Multiplier Effect Stimulated $78 Million in Additional Local Spending
VermontBiz Vermont Everyone Eats (VEE), the innovative, statewide, $49 million pandemic relief program that increased food security, economic stabilization, and agricultural resilience within a single initiative, recently released an economic report showing that the program also stimulated significant lasting economic impact in Vermont. Between August 2020 and March 2023, nearly four million meals were produced by Vermont restaurants and distributed statewide to local meal recipients negatively affected by the pandemic. Meals were made by over 320 Vermont restaurants using ingredients from over 270 Vermont farmers and food producers.
Funded by FEMA and the Vermont Legislature, VEE’s dual investment in both food security and the local food economy resulted in a $78 million increase in local spending by restaurants and farms outside of income received through the program. Research by agricultural economists Elizabeth Schuster and Michelle Klieger showed that VEE income stabilized participating businesses, enabling VEE restaurants and farms to make additional investments in equipment and infrastructure to support the viability of their businesses for years to come.
According to Elizabeth Schuster of Sustainable Economies Consulting, “Vermont Everyone Eats was by definition a full economic development program that also had astounding local food security benefits. This program model is a game changer. It is a paradigm shift that compels us to think about food security and the local food economy in Vermont in new ways.”
Participating restaurants were paid $10 per meal, bringing $39 million in total revenue to restaurants statewide. VEE restaurants were required to use a minimum of 10% ingredients purchased from Vermont farms and food producers. Actual local purchasing for program meals averaged 36% statewide, which provided more than $7.4 million in agricultural revenue, primarily to small businesses. Meals were distributed to individuals in need through local community hubs.
“The Vermont Everyone Eats program has had an impressive impact on Vermont restaurants, farmers and food producers, meal recipients, and communities throughout the state. This program required unprecedented cross-sector collaboration and innovation,” said Department of Housing and Community Development Commissioner Josh Hanford. “These results show what can be achieved when people work together in times of crisis. We hope lessons learned along the way can be leveraged effectively in future initiatives.”
SEVCA, which served as fiscal and administrative agent for VEE, is developing a comprehensive Toolkit that will serve as a resource for future emergency and non-emergency projects related to food security, economic development, and agricultural resilience. The Toolkit will include a documentary produced by Vermont filmmaker Corey Hendrickson for release later in 2023.

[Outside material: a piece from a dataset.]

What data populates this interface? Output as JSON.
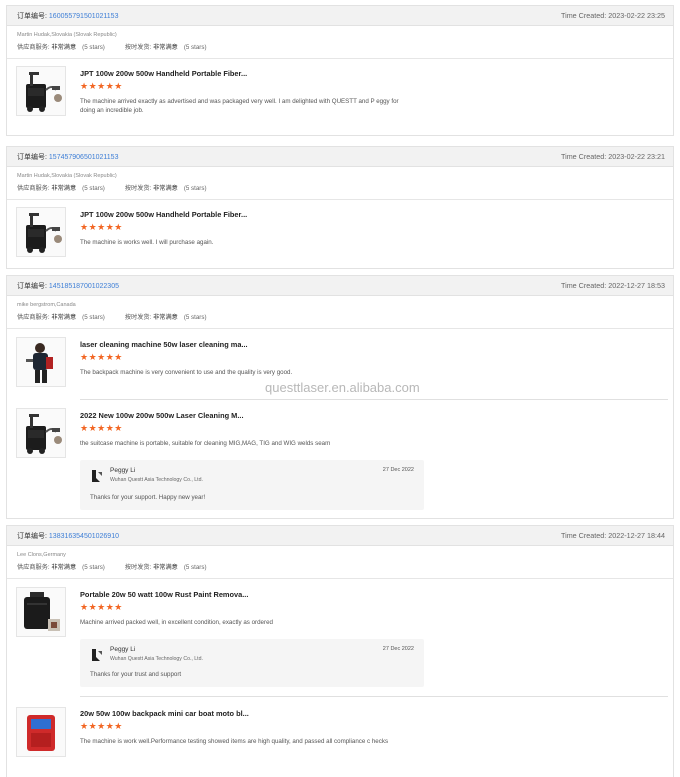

“We are committed to ensuring that the lessons learned from this program are preserved and carried forward to inform and benefit future initiatives in Vermont and beyond. SEVCA has gained a tremendous amount of insight and experience through administering the VEE program, and we look forward to applying what we have learned to our local programming while continuing to collaborate with others statewide,” said SEVCA Interim Executive Director Kathleen Devlin.
The full Vermont Everyone Eats Economic Impact Report can be found at vteveryoneats.org.
During the COVID-19 pandemic, Vermont Everyone Eats provided nutritious meals to Vermonters in need of food assistance as well as a stabilizing source of income for Vermont restaurants, farmers, and food producers. Vermont Everyone Eats was funded through a contract provided by the Vermont Agency of Commerce and Community Development to Southeastern Vermont Community Action (SEVCA), made possible by nearly $49 million in federal FEMA funding supplemented with a $1.3 million allocation from the state legislature, and advised by a Statewide Task Force including perspectives from restaurants, economic development, and hunger relief advocates.